100 somethings
I don't remember all the details of December 17th, 2024, but since it was yesterday I do remember a fair deal, since it's only one day later.
The climbing gym that I go to hosts art from local artists / gym members (I am not fully sure). I started the day by reaching out to them and asking to buy their art. In a lot of cases their art was already sold. I had gone around the gym worrying that no one was buying the art, and it was reassuring to know that the art was purchased.
I started the day with the intention to go climbing, so I packed a change of clothes, shoes, and a harness, and went to the office. Midday at work I engaged in a discussion of the merits of AI. A teammate of mine is afraid of the threats of AI, but also doesn't want to get soft at work. Maybe it's because I recently started a new job that I am less concerned about my coding ability at the moment. At the same time our role at the company is to deliver customer value, and at the moment how good we are at coding isn't directly tied to our ability to deliver customer value thanks to AI's ability to help write code.
I left work very shortly after 5pm, and barely made it in time for a yoga class my friend was teaching at 6pm. After the class I joined my friend and his friends for top roping. I watched what was an agonizing slow warm up, and then climbed.
My climbing partner was Levi. Who I later learned is doing a draw 100 cats challenge. Levi has mentioned how doing 100 of anything is a really hard task. While the 4 of us were eating vegan Thai food people took turns sharing what they could do 100 of.

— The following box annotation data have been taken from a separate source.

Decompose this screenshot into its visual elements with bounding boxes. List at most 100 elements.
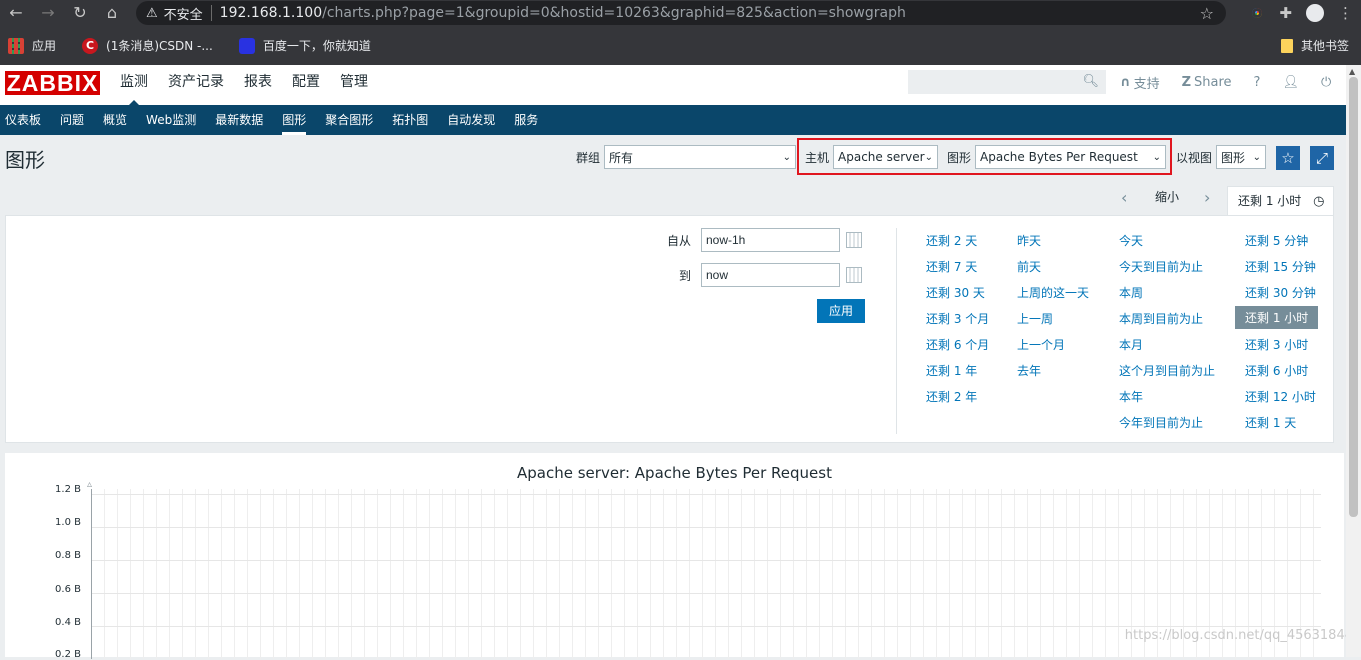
puzzle-icon[interactable]: ✚ (1279, 4, 1292, 22)
zoom-out-button[interactable]: 缩小 (1155, 188, 1179, 205)
y-axis-tick-label: 1.2 B (55, 484, 81, 495)
calendar-icon[interactable] (846, 267, 862, 283)
quick-range-link[interactable]: 今天 (1119, 232, 1143, 249)
scroll-up-icon[interactable]: ▲ (1349, 67, 1355, 76)
group-value: 所有 (609, 150, 634, 165)
quick-range-link[interactable]: 上一周 (1017, 310, 1053, 327)
chrome-extension-icon[interactable] (1249, 5, 1266, 21)
from-input[interactable] (701, 228, 840, 252)
back-icon[interactable]: ← (0, 0, 32, 26)
help-link[interactable]: ? (1254, 75, 1261, 90)
fullscreen-icon[interactable]: ⤢ (1310, 146, 1334, 170)
quick-range-link[interactable]: 还剩 3 个月 (926, 310, 989, 327)
apps-grid-icon (8, 37, 24, 54)
quick-range-link[interactable]: 今年到目前为止 (1119, 414, 1203, 431)
apply-button[interactable]: 应用 (817, 299, 865, 323)
quick-range-link[interactable]: 还剩 15 分钟 (1245, 258, 1316, 275)
profile-avatar-icon[interactable] (1306, 4, 1324, 22)
y-axis-tick-label: 1.0 B (55, 517, 81, 528)
group-select[interactable]: 所有 ⌄ (604, 145, 797, 169)
quick-range-link[interactable]: 还剩 2 天 (926, 232, 977, 249)
quick-range-link[interactable]: 上一个月 (1017, 336, 1065, 353)
headset-icon: ∩ (1120, 74, 1131, 90)
share-z-icon: Z (1181, 74, 1192, 90)
top-menu-monitoring[interactable]: 监测 (110, 65, 158, 106)
quick-range-link[interactable]: 本年 (1119, 388, 1143, 405)
graph-label: 图形 (947, 150, 972, 165)
quick-range-link[interactable]: 昨天 (1017, 232, 1041, 249)
top-menu: 监测 资产记录 报表 配置 管理 (110, 65, 378, 106)
bookmark-baidu[interactable]: 百度一下，你就知道 (238, 37, 371, 54)
top-menu-inventory[interactable]: 资产记录 (158, 65, 234, 105)
reload-icon[interactable]: ↻ (64, 0, 96, 26)
search-input[interactable]: 🔍︎ (908, 70, 1106, 94)
subnav-maps[interactable]: 拓扑图 (392, 105, 428, 135)
quick-range-link[interactable]: 还剩 5 分钟 (1245, 232, 1308, 249)
host-select[interactable]: Apache server ⌄ (833, 145, 939, 169)
logout-power-icon[interactable]: ⏻ (1321, 75, 1331, 90)
graph-select[interactable]: Apache Bytes Per Request ⌄ (975, 145, 1167, 169)
to-input[interactable] (701, 263, 840, 287)
quick-range-link[interactable]: 本周 (1119, 284, 1143, 301)
support-link[interactable]: ∩ 支持 (1120, 73, 1160, 92)
sub-navigation: 仪表板 问题 概览 Web监测 最新数据 图形 聚合图形 拓扑图 自动发现 服务 (0, 105, 1346, 135)
calendar-icon[interactable] (846, 232, 862, 248)
subnav-web[interactable]: Web监测 (146, 105, 196, 135)
subnav-services[interactable]: 服务 (514, 105, 538, 135)
timefilter-active-tab[interactable]: 还剩 1 小时 ◷ (1227, 186, 1334, 216)
quick-range-link[interactable]: 还剩 1 天 (1245, 414, 1296, 431)
quick-range-link[interactable]: 还剩 7 天 (926, 258, 977, 275)
subnav-overview[interactable]: 概览 (103, 105, 127, 135)
menu-kebab-icon[interactable]: ⋮ (1338, 4, 1353, 22)
baidu-icon (238, 37, 255, 54)
quick-range-link[interactable]: 这个月到目前为止 (1119, 362, 1215, 379)
quick-range-link-selected[interactable]: 还剩 1 小时 (1235, 306, 1319, 329)
quick-range-link[interactable]: 还剩 30 分钟 (1245, 284, 1316, 301)
zabbix-logo[interactable]: ZABBIX (5, 71, 100, 95)
quick-range-link[interactable]: 还剩 1 年 (926, 362, 977, 379)
quick-range-link[interactable]: 本周到目前为止 (1119, 310, 1203, 327)
subnav-problems[interactable]: 问题 (60, 105, 84, 135)
quick-range-link[interactable]: 还剩 2 年 (926, 388, 977, 405)
address-bar[interactable]: ⚠ 不安全 192.168.1.100 /charts.php?page=1&g… (136, 1, 1226, 25)
time-forward-icon[interactable]: › (1204, 188, 1210, 207)
favorite-star-button[interactable]: ☆ (1276, 146, 1300, 170)
top-menu-administration[interactable]: 管理 (330, 65, 378, 105)
quick-range-link[interactable]: 本月 (1119, 336, 1143, 353)
user-profile-icon[interactable]: 👤︎ (1282, 75, 1299, 90)
scrollbar-thumb[interactable] (1349, 77, 1358, 517)
graph-value: Apache Bytes Per Request (980, 150, 1138, 164)
quick-range-link[interactable]: 还剩 12 小时 (1245, 388, 1316, 405)
page-scrollbar[interactable]: ▲ (1346, 65, 1361, 657)
bookmark-other[interactable]: 其他书签 (1280, 37, 1349, 54)
bookmark-apps[interactable]: 应用 (8, 37, 56, 54)
bookmark-label: (1条消息)CSDN -... (106, 39, 213, 53)
host-filter: 主机 Apache server ⌄ (805, 145, 939, 169)
warning-icon: ⚠ (146, 5, 158, 21)
subnav-latest-data[interactable]: 最新数据 (215, 105, 263, 135)
subnav-discovery[interactable]: 自动发现 (447, 105, 495, 135)
quick-range-link[interactable]: 还剩 3 小时 (1245, 336, 1308, 353)
home-icon[interactable]: ⌂ (96, 0, 128, 26)
quick-range-link[interactable]: 前天 (1017, 258, 1041, 275)
quick-range-link[interactable]: 还剩 6 小时 (1245, 362, 1308, 379)
top-menu-reports[interactable]: 报表 (234, 65, 282, 105)
quick-range-link[interactable]: 还剩 6 个月 (926, 336, 989, 353)
view-select[interactable]: 图形 ⌄ (1216, 145, 1267, 169)
bookmark-star-icon[interactable]: ☆ (1200, 4, 1214, 23)
divider (896, 228, 897, 434)
subnav-dashboard[interactable]: 仪表板 (5, 105, 41, 135)
quick-range-link[interactable]: 去年 (1017, 362, 1041, 379)
quick-range-link[interactable]: 还剩 30 天 (926, 284, 985, 301)
quick-range-link[interactable]: 上周的这一天 (1017, 284, 1089, 301)
forward-icon[interactable]: → (32, 0, 64, 26)
share-link[interactable]: Z Share (1182, 75, 1232, 90)
subnav-screens[interactable]: 聚合图形 (325, 105, 373, 135)
top-menu-configuration[interactable]: 配置 (282, 65, 330, 105)
search-icon[interactable]: 🔍︎ (1082, 74, 1099, 89)
bookmark-csdn[interactable]: C (1条消息)CSDN -... (82, 37, 213, 54)
host-value: Apache server (838, 150, 925, 164)
time-back-icon[interactable]: ‹ (1121, 188, 1127, 207)
quick-range-link[interactable]: 今天到目前为止 (1119, 258, 1203, 275)
subnav-graphs[interactable]: 图形 (282, 105, 307, 135)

I'm not committing to a 100 days of writing, but I do think it'd be incredibly beneficial. I've talked about the benefits of quantity before (there's a link on my about page) . There's another famous case of 180 websites in 180 days. My brother recently started working at a 10 person startup, and I feel like he'll be doing 100 days of coding in no time. One of Levi's friends did 100 days of 3d modeling. He never stopped and now he's really good.
100 days of writing would free my drafts. The ideas or topics that I covered here would be wide ranging. The blogs would be shorter, and easier to read. Perhaps I would engage less in meta topics over writing and or get it out of my system. I am often thinking about the process of writing what I should talk about what I should not talk about. How I should frame it. What constitutes as a story. However, I don't want to be like the standup comic who tells a joke, and then gets self conscious about their joke, and says it wasn't a good one. In many of those cases I've enjoyed the comics joke, and I feel that their insecurity takes away from their performance. Be confident! What about self awareness though?! That's the difficulty, because self awareness requires having a sense of how you are being perceived. If the joke truly wasn't funny then acknowledging it is helpful. Nonetheless, a standup set will natural have highs and lows both in terms of the story but also in terms of comedic arch, and if something wasn't a big deal you don't need to call attention to it.
On x.com the other day I saw a workbook about capturing your dad's life story. It's a work book that asks questions of dad's and let's them write in the answers. I think this book captures a human desire to leave a legacy behind. The book also provides a unique opportunity for connection, because we aren't always thinking of our past, and there's likely a lot of stories that we may be able to share, but we don't recall them and specific questions can aid in that. Finally, having a recorded history of the whole thing is helpful, because maybe you've heard the story before, but you don't remember all the details.
When I saw this book I felt that I'm already capturing some amount of life on to this blog. I do wonder if I should be on substack for better visibility. The other day Paul Krugman left the NYTs and now he's publishing almost every day on substack. A popular internet writer is Gwern, and even though he has his own website, he also has a substack.
Back to the 100 somethings is that I engage in too many things / have a lot of interests to have the conviction of where I want to place the energy for the 100 somethings. In fairness I did have a colleague who one year had a resolution to do a new thing every day (not sure how he managed this), but that would capture the spirit of having many interests in a separate way. I will say that something less physical such as writing does seem like a better commitment then something more physically demanding like a 100 days of climbing.
My counterpoint to the above is that it's very easy to not commit to things in an effort to not be focused, and for the focus to not be present regardless. I'm at the point where I take little to no time outside of the classes I go to, to devote to reviewing the material for the classes. The classes are recreational in nature so there is less pressure here. If I am attending a class one day then the next day it's often a different class taking up my time. A natural thought would be to take less classes so that I can focus on a few. However, I feel that the reality would be that I would focus on less things, but not necessarily that I would take more time to practice each thing. I think the best way to counteract this is by taking multiple classes of the same thing.
Concretely my current hobbies are:
- Tango
- Tap dance
- Klezmer
- Climbing
- Biking - kind of on hiatus due to winter
- and trying to intro programming
- Cooking - with a guest appearance
I guess writing should go on that list as well.